Compile performance with large constant arrays: Crash, quadratic behaviour


#1

Hi!

I wanted to draw some attention to a problem with compile times. I am using a 50.000 element constant array of integers:

let x: [UInt] = [1, 2, 3, 4, 5, ..., 50000]

Compile time for this in the minutes. For more than 70.000 elements Swift crashes. This bugs me for quite some time. The array is used for distributing samples via Sobol matrices similar to "https://github.com/mmp/pbrt-v3/blob/master/src/core/sobolmatrices.cpp".

This simple test case already resulted in several bugs fixed:

SR-7632 also got a nice counter checking complexity as mentioned in @Graydon_Hoare's https://github.com/apple/swift/blob/master/docs/CompilerPerformance.md: (https://github.com/apple/swift/pull/16560).

Bugs not fixed are:

  • Slow SILVerifier (SR-7702).
  • Quadratic complexity in redundant load elimination (SR-7703).
  • Compiler crash (SR-9291).

I am kind of satisfied for now since I run my home-grown (Linux, release, no-assertions) Swift compiler where I disabled redundant load elimination to get compile times from minutes down to a second again. The SILVerifier is disabled by no-assertions. And I have less than 70.000 elements so I'm not affected by SR-9291.
XCode on the other hand is not usable. so long term I'd like to express some wishes/recommendations.

  • Fix the crash for arrays with more than 70.000 elements (as @Andrew_Trick pointed out, a param index of 16 bit might be the problem.
  • Fix quadratic complexity in RLE.
  • Speed up the SILVerifier for big arrays.

Additionally, what would be nice to have is:

  • A counter for the SILInliner and RLE to make sure they stay linear once they are fixed.
  • A validation test à la "validation-test/Sema/type_checker_perf/slow" that checks that compilation time for a, say, 10.000 array stays below one second. You may want to have a look at this diagram: http://bit.ly/2Dqiwx1
  • Change the Linux releases to no-assertions like XCode until SILVerifier is fixed.

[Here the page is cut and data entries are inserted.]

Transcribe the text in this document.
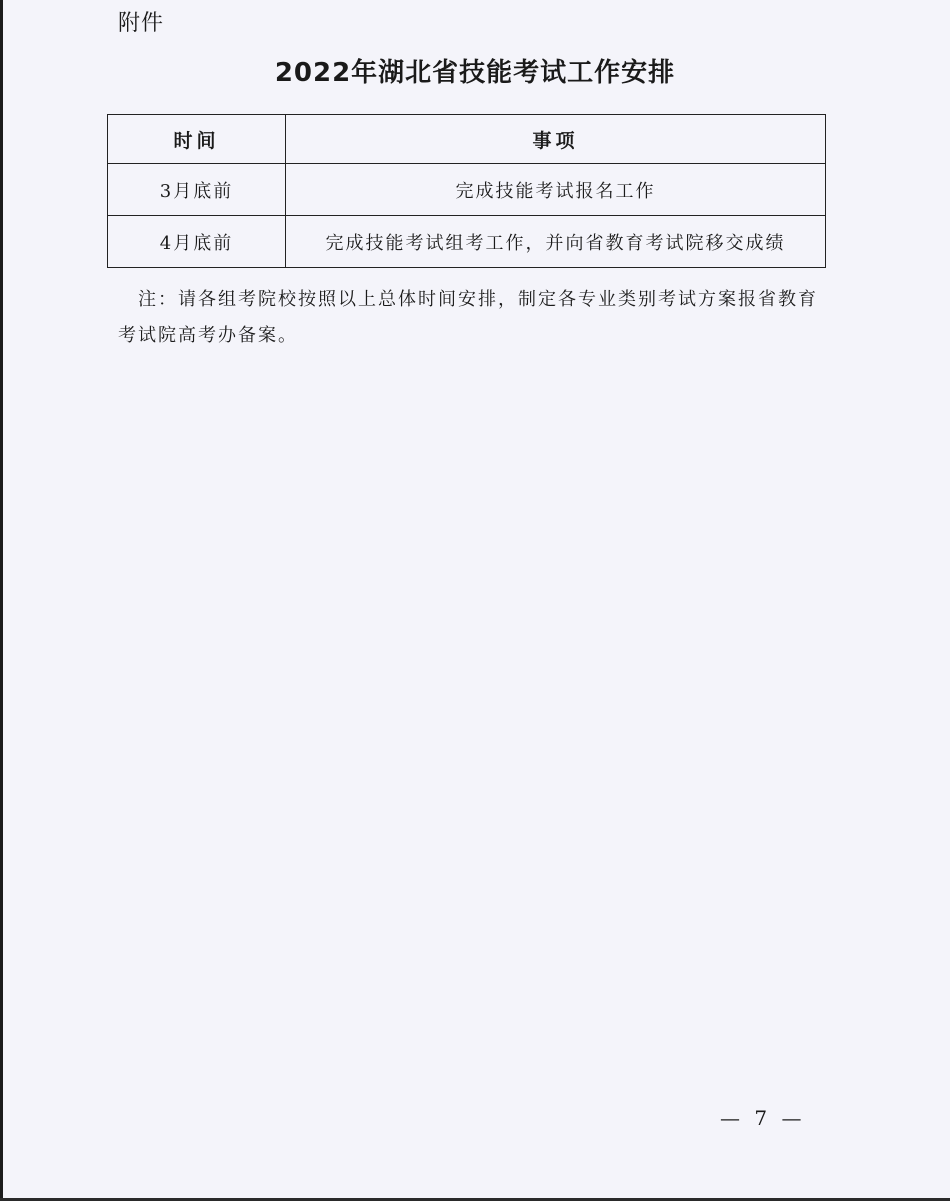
附件
2022年湖北省技能考试工作安排
时间	事项
3月底前	完成技能考试报名工作
4月底前	完成技能考试组考工作，并向省教育考试院移交成绩
注：请各组考院校按照以上总体时间安排，制定各专业类别考试方案报省教育考试院高考办备案。
— 7 —
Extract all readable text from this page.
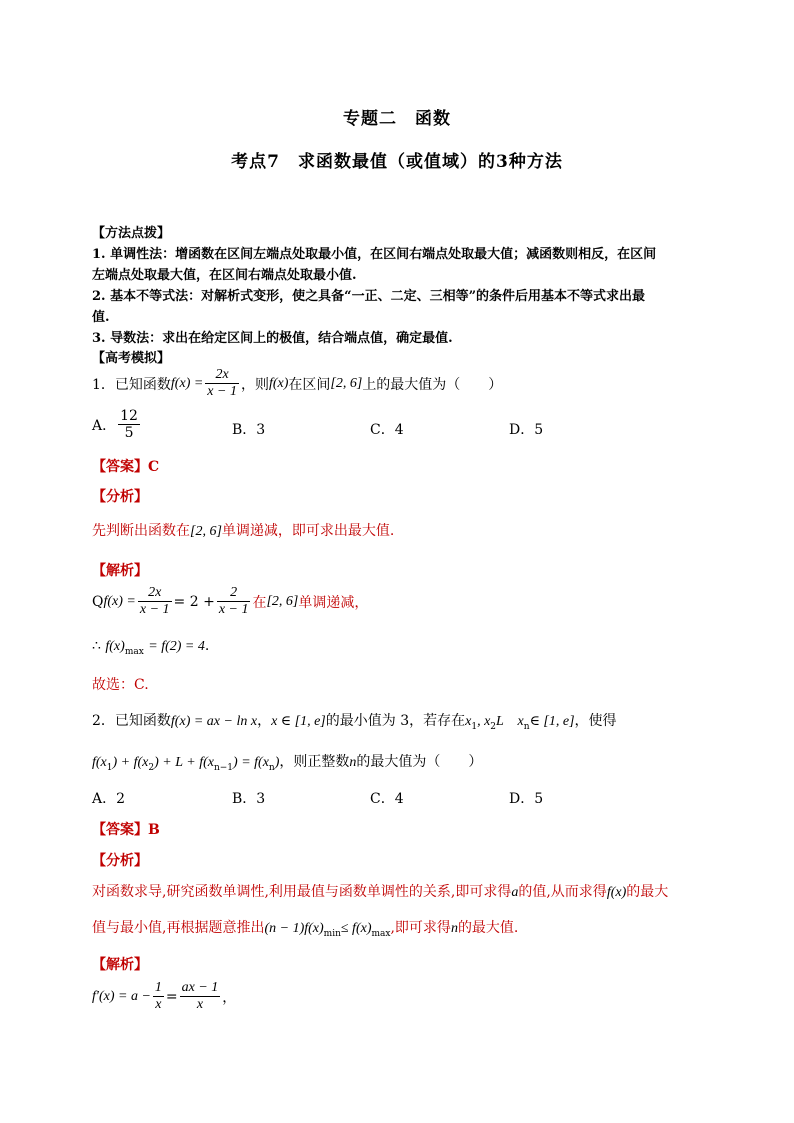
专题二　函数
考点7　求函数最值（或值域）的3种方法
【方法点拨】
1. 单调性法：增函数在区间左端点处取最小值，在区间右端点处取最大值；减函数则相反，在区间
左端点处取最大值，在区间右端点处取最小值.
2. 基本不等式法：对解析式变形，使之具备“一正、二定、三相等”的条件后用基本不等式求出最
值.
3. 导数法：求出在给定区间上的极值，结合端点值，确定最值.
【高考模拟】
1．已知函数 $f(x) = \frac{2x}{x - 1}$ ，则 f(x) 在区间 [2, 6] 上的最大值为（　　）
A． $\frac{12}{5}$	B．3	C．4	D．5
【答案】C
【分析】
先判断出函数在[2, 6]单调递减，即可求出最大值.
【解析】
Q $f(x) = \frac{2x}{x - 1} = 2 + \frac{2}{x - 1}$ 在 [2, 6] 单调递减，
∴ $f(x)_{max} = f(2) = 4$.
故选：C.
2．已知函数f(x) = ax − ln x，x ∈ [1, e]的最小值为 3，若存在$x_1$, $x_2L$　$x_n\in$ [1, e]，使得
$f(x_1) + f(x_2) + L + f(x_{n-1}) = f(x_n)$，则正整数n的最大值为（　　）
A．2	B．3	C．4	D．5
【答案】B
【分析】
对函数求导,研究函数单调性,利用最值与函数单调性的关系,即可求得a的值,从而求得f(x)的最大
值与最小值,再根据题意推出$(n - 1)f(x)_{min}\le f(x)_{max}$,即可求得n的最大值.
【解析】
$f'(x) = a - \frac{1}{x} = \frac{ax - 1}{x}$ ，
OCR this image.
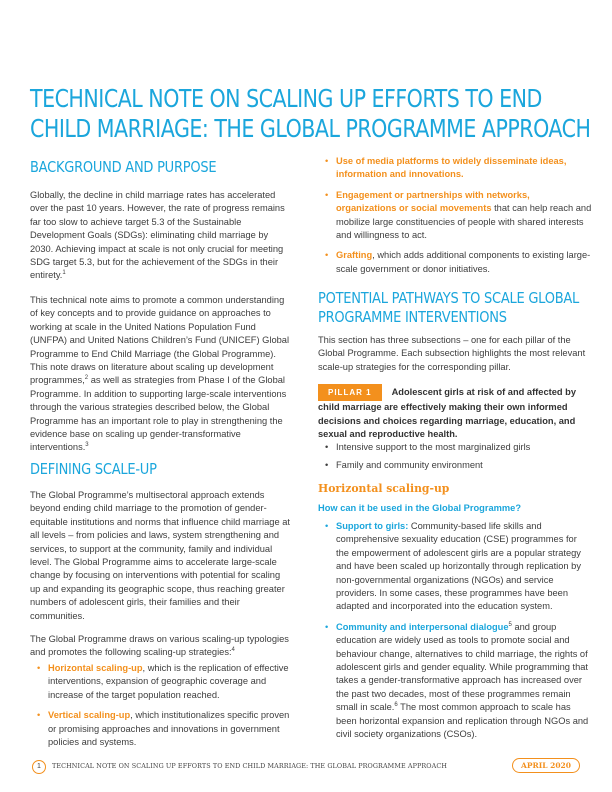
TECHNICAL NOTE ON SCALING UP EFFORTS TO END CHILD MARRIAGE: THE GLOBAL PROGRAMME APPROACH
BACKGROUND AND PURPOSE

Globally, the decline in child marriage rates has accelerated over the past 10 years. However, the rate of progress remains far too slow to achieve target 5.3 of the Sustainable Development Goals (SDGs): eliminating child marriage by 2030. Achieving impact at scale is not only crucial for meeting SDG target 5.3, but for the achievement of the SDGs in their entirety.$^1$

This technical note aims to promote a common understanding of key concepts and to provide guidance on approaches to working at scale in the United Nations Population Fund (UNFPA) and United Nations Children’s Fund (UNICEF) Global Programme to End Child Marriage (the Global Programme). This note draws on literature about scaling up development programmes,$^2$ as well as strategies from Phase I of the Global Programme. In addition to supporting large-scale interventions through the various strategies described below, the Global Programme has an important role to play in strengthening the evidence base on scaling up gender-transformative interventions.$^3$

DEFINING SCALE-UP

The Global Programme’s multisectoral approach extends beyond ending child marriage to the promotion of gender-equitable institutions and norms that influence child marriage at all levels – from policies and laws, system strengthening and services, to support at the community, family and individual level. The Global Programme aims to accelerate large-scale change by focusing on interventions with potential for scaling up and expanding its geographic scope, thus reaching greater numbers of adolescent girls, their families and their communities.

The Global Programme draws on various scaling-up typologies and promotes the following scaling-up strategies:$^4$

• Horizontal scaling-up, which is the replication of effective interventions, expansion of geographic coverage and increase of the target population reached.
• Vertical scaling-up, which institutionalizes specific proven or promising approaches and innovations in government policies and systems.
• Use of media platforms to widely disseminate ideas, information and innovations.
• Engagement or partnerships with networks, organizations or social movements that can help reach and mobilize large constituencies of people with shared interests and willingness to act.
• Grafting, which adds additional components to existing large-scale government or donor initiatives.
POTENTIAL PATHWAYS TO SCALE GLOBAL PROGRAMME INTERVENTIONS

This section has three subsections – one for each pillar of the Global Programme. Each subsection highlights the most relevant scale-up strategies for the corresponding pillar.

PILLAR 1 Adolescent girls at risk of and affected by child marriage are effectively making their own informed decisions and choices regarding marriage, education, and sexual and reproductive health.

• Intensive support to the most marginalized girls
• Family and community environment
Horizontal scaling-up

How can it be used in the Global Programme?

• Support to girls: Community-based life skills and comprehensive sexuality education (CSE) programmes for the empowerment of adolescent girls are a popular strategy and have been scaled up horizontally through replication by non-governmental organizations (NGOs) and service providers. In some cases, these programmes have been adapted and incorporated into the education system.
• Community and interpersonal dialogue$^5$ and group education are widely used as tools to promote social and behaviour change, alternatives to child marriage, the rights of adolescent girls and gender equality. While programming that takes a gender-transformative approach has increased over the past two decades, most of these programmes remain small in scale.$^6$ The most common approach to scale has been horizontal expansion and replication through NGOs and civil society organizations (CSOs).
1	TECHNICAL NOTE ON SCALING UP EFFORTS TO END CHILD MARRIAGE: THE GLOBAL PROGRAMME APPROACH	APRIL 2020
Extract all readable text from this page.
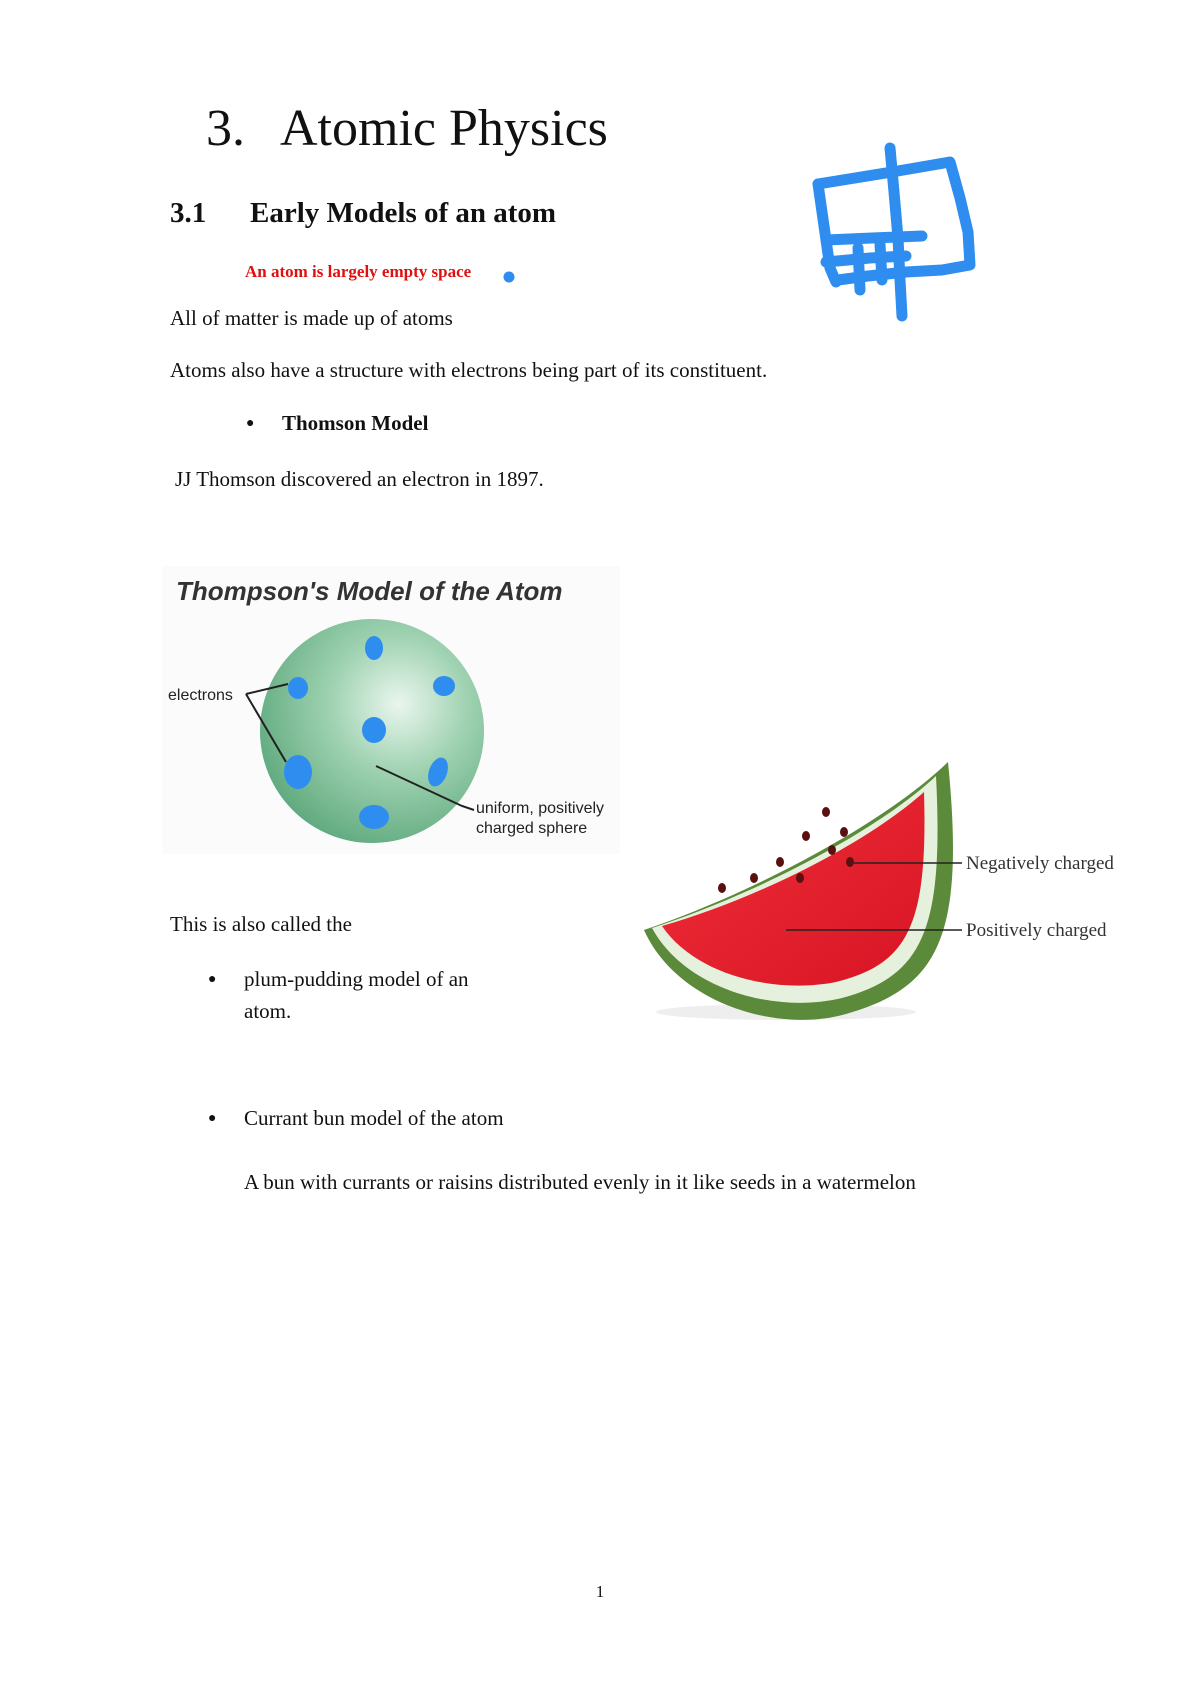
3. Atomic Physics
3.1 Early Models of an atom
An atom is largely empty space
All of matter is made up of atoms
Atoms also have a structure with electrons being part of its constituent.
● Thomson Model
JJ Thomson discovered an electron in 1897.
Thompson's Model of the Atom
electrons
uniform, positively
charged sphere
Negatively charged
Positively charged
This is also called the
● plum-pudding model of an
atom.
● Currant bun model of the atom
A bun with currants or raisins distributed evenly in it like seeds in a watermelon
1
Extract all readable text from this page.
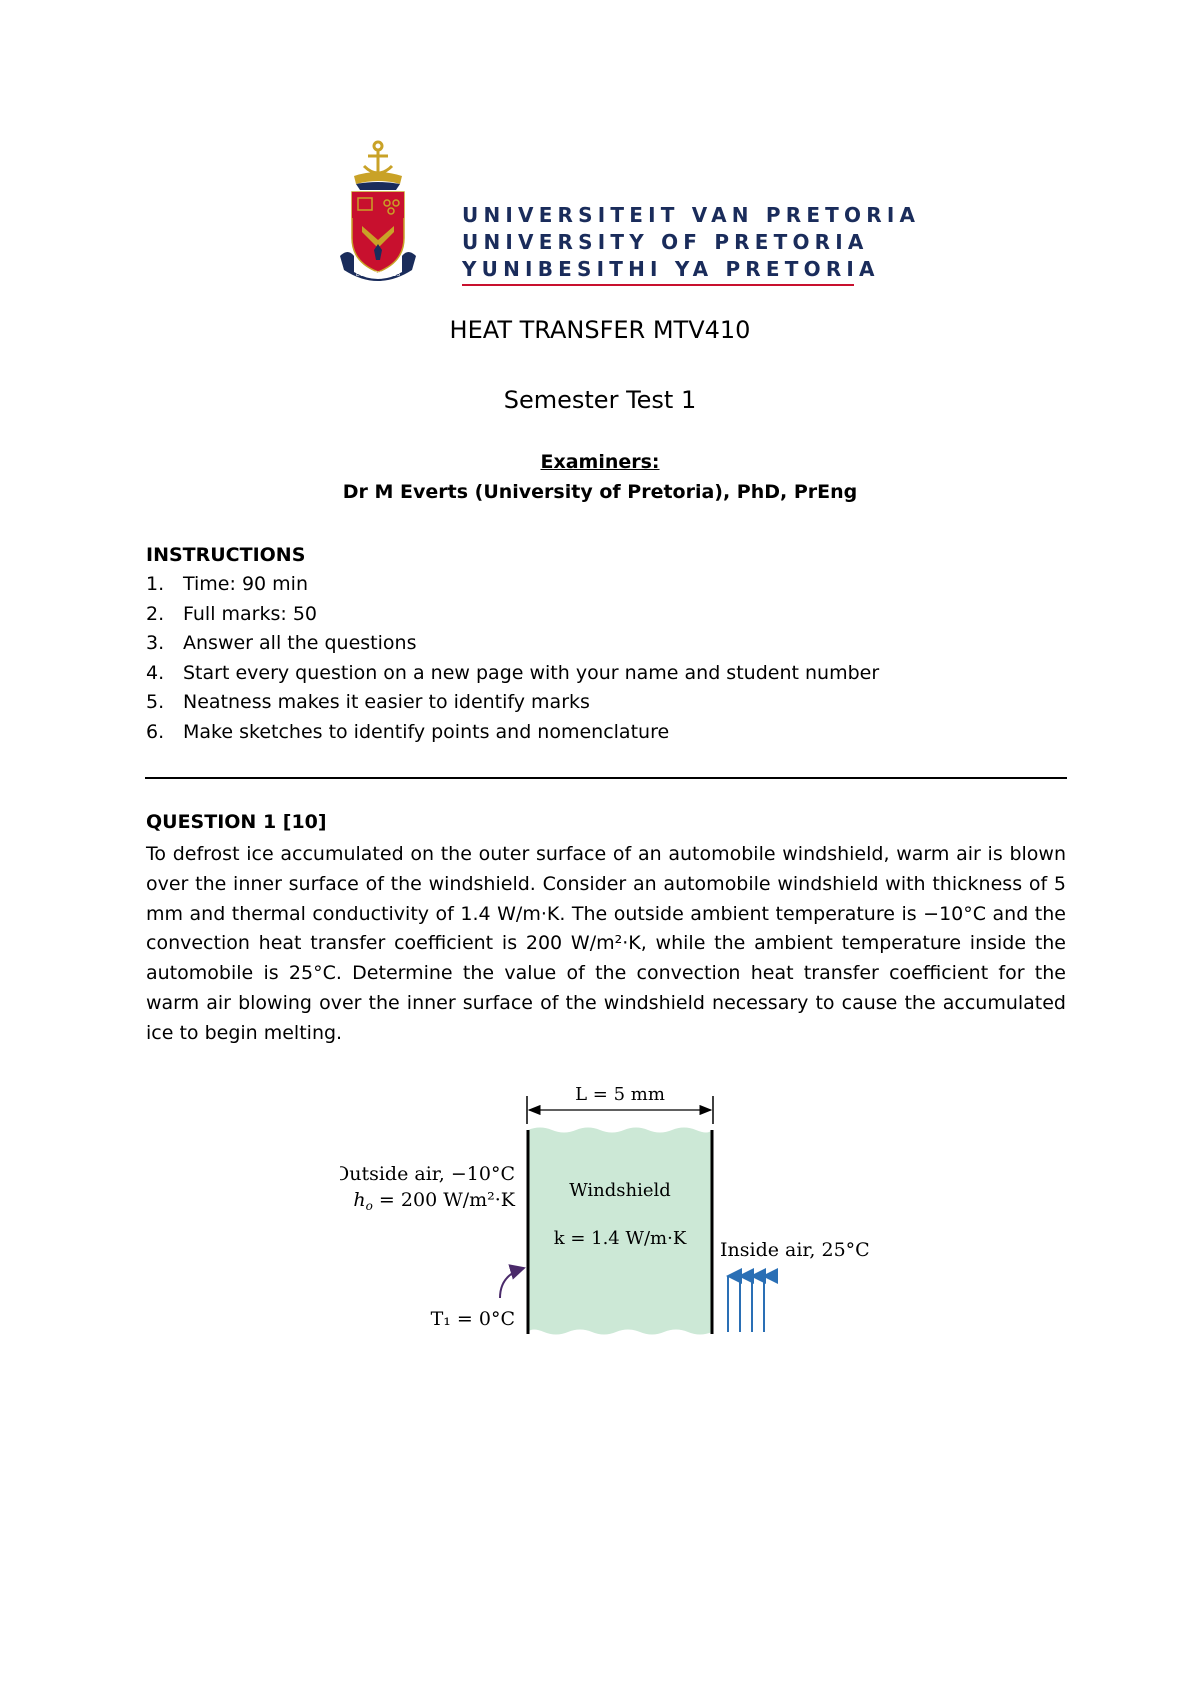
ECCE TIRONES
UNIVERSITEIT VAN PRETORIA
UNIVERSITY OF PRETORIA
YUNIBESITHI YA PRETORIA
HEAT TRANSFER MTV410
Semester Test 1
Examiners:
Dr M Everts (University of Pretoria), PhD, PrEng
INSTRUCTIONS
1. Time: 90 min
2. Full marks: 50
3. Answer all the questions
4. Start every question on a new page with your name and student number
5. Neatness makes it easier to identify marks
6. Make sketches to identify points and nomenclature
QUESTION 1 [10]
To defrost ice accumulated on the outer surface of an automobile windshield, warm air is blown over the inner surface of the windshield. Consider an automobile windshield with thickness of 5 mm and thermal conductivity of 1.4 W/m·K. The outside ambient temperature is −10°C and the convection heat transfer coefficient is 200 W/m²·K, while the ambient temperature inside the automobile is 25°C. Determine the value of the convection heat transfer coefficient for the warm air blowing over the inner surface of the windshield necessary to cause the accumulated ice to begin melting.
L = 5 mm
Windshield
k = 1.4 W/m·K
Outside air, −10°C
$h_o = 200$ W/m²·K
T₁ = 0°C
Inside air, 25°C
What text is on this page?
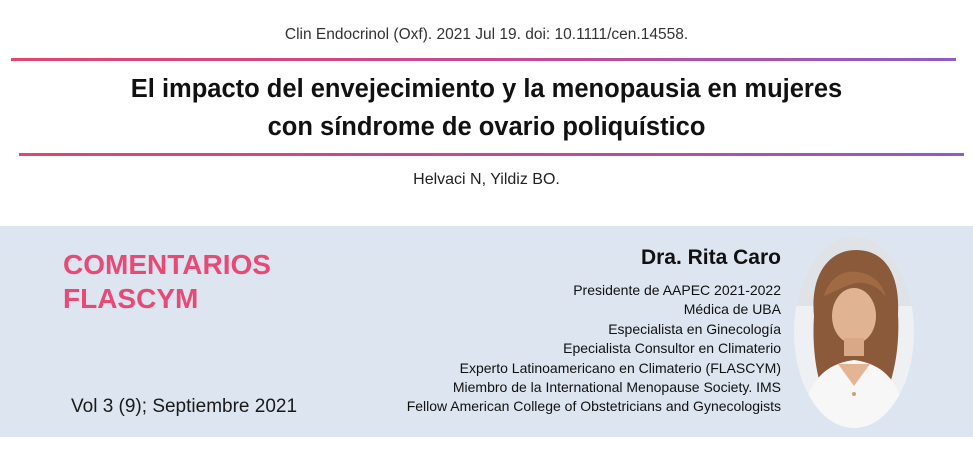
Clin Endocrinol (Oxf). 2021 Jul 19. doi: 10.1111/cen.14558.
El impacto del envejecimiento y la menopausia en mujeres
con síndrome de ovario poliquístico
Helvaci N, Yildiz BO.
COMENTARIOS
FLASCYM
Vol 3 (9); Septiembre 2021
Dra. Rita Caro
Presidente de AAPEC 2021-2022
Médica de UBA
Especialista en Ginecología
Epecialista Consultor en Climaterio
Experto Latinoamericano en Climaterio (FLASCYM)
Miembro de la International Menopause Society. IMS
Fellow American College of Obstetricians and Gynecologists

To put everything in context I did a little survey on the most used languages according to the TIOBE index (excluding SQL). Here are my results with a 50.000 element array. "No problem" means compilation time is less than a second and execution time for printing one random element is less than a second.

  • Java: Doesn't work: "code too large". With workaround*: No problem.
  • C: No problem
  • C++: No problem
  • Python: No problem
  • Visual Basic .NET: Compilation slow but works
  • C#: No problem
  • Javascript: No problem
  • PHP: No problem
  • Go: No problem
  • Objective-C: No problem

*The Java workaround is to split the array into smaller arrays of 8000 elements into different classes.

So Swift right now is the only language that crashes/asserts/is very slow.

If I can help out with stack traces, better bug reports or anything please let me know.

Andreas

P.S.: Without specifying the type (let x = [1, 2, 3, ..., 5000]) compile times are even worse. The main offender is swift::constraints::ConstraintGraph::gatherConstraints.